Tuesday will feature the stunning theater that is municipal general elections in Pennsylvania. Turnout figures for such day bring to mind the philosophical musing about trees falling in forests. In some states there are bigger decisions at play. Gubernatorial races in New Jersey and Virginia come to mind.
Still, municipal elections are important. More important than we generally consider. Local elections give us great chances to see the consequences of our choices up close. If one is a tax-and-spend liberal, vote that way and see if the results, which will be felt with seeing those extra police cars on the street or extra funds in the schools seem worth it in light of the higher property tax bills. If one is austerity-minded, vote that way and see if you really miss that extra police car or if your local school can do without those resources that seem superfluous.
I'm trying to be apolitical as I try to make a point: When we participate in elections where participation and margins of victory are measured in the thousands and hundreds of votes and when we see up close the benefits and costs of our decisions we can better understand where we feel on bigger political issues.
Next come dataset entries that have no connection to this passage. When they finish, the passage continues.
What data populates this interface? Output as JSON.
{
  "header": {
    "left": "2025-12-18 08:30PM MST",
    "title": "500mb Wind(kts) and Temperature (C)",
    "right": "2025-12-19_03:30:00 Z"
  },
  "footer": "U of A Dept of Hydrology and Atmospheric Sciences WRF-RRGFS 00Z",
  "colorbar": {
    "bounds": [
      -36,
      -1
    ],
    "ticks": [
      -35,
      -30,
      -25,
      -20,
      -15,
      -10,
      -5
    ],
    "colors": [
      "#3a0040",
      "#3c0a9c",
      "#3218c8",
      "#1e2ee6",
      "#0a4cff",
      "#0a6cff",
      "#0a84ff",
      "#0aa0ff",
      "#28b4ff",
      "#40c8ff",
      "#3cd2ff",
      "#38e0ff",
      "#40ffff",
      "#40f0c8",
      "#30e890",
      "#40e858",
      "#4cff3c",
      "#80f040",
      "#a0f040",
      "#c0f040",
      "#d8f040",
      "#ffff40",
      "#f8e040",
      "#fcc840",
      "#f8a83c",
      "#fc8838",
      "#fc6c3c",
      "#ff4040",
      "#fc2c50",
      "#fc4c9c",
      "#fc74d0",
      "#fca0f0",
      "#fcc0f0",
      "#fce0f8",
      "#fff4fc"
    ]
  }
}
There is some danger, or perhaps sloppiness is a better word, in being only a once-every-four-year participant in elections in that we can start to disconnect cause and effect.
One other nice thing about voting in local and state elections is that those we elect are usually more conscious of the preferences of their constituents than are holders of national office. Labels matter less at the local level. When we don't vote in our municipal races we forfeit the chance to have input in a part of the process that welcomes our input more than any other.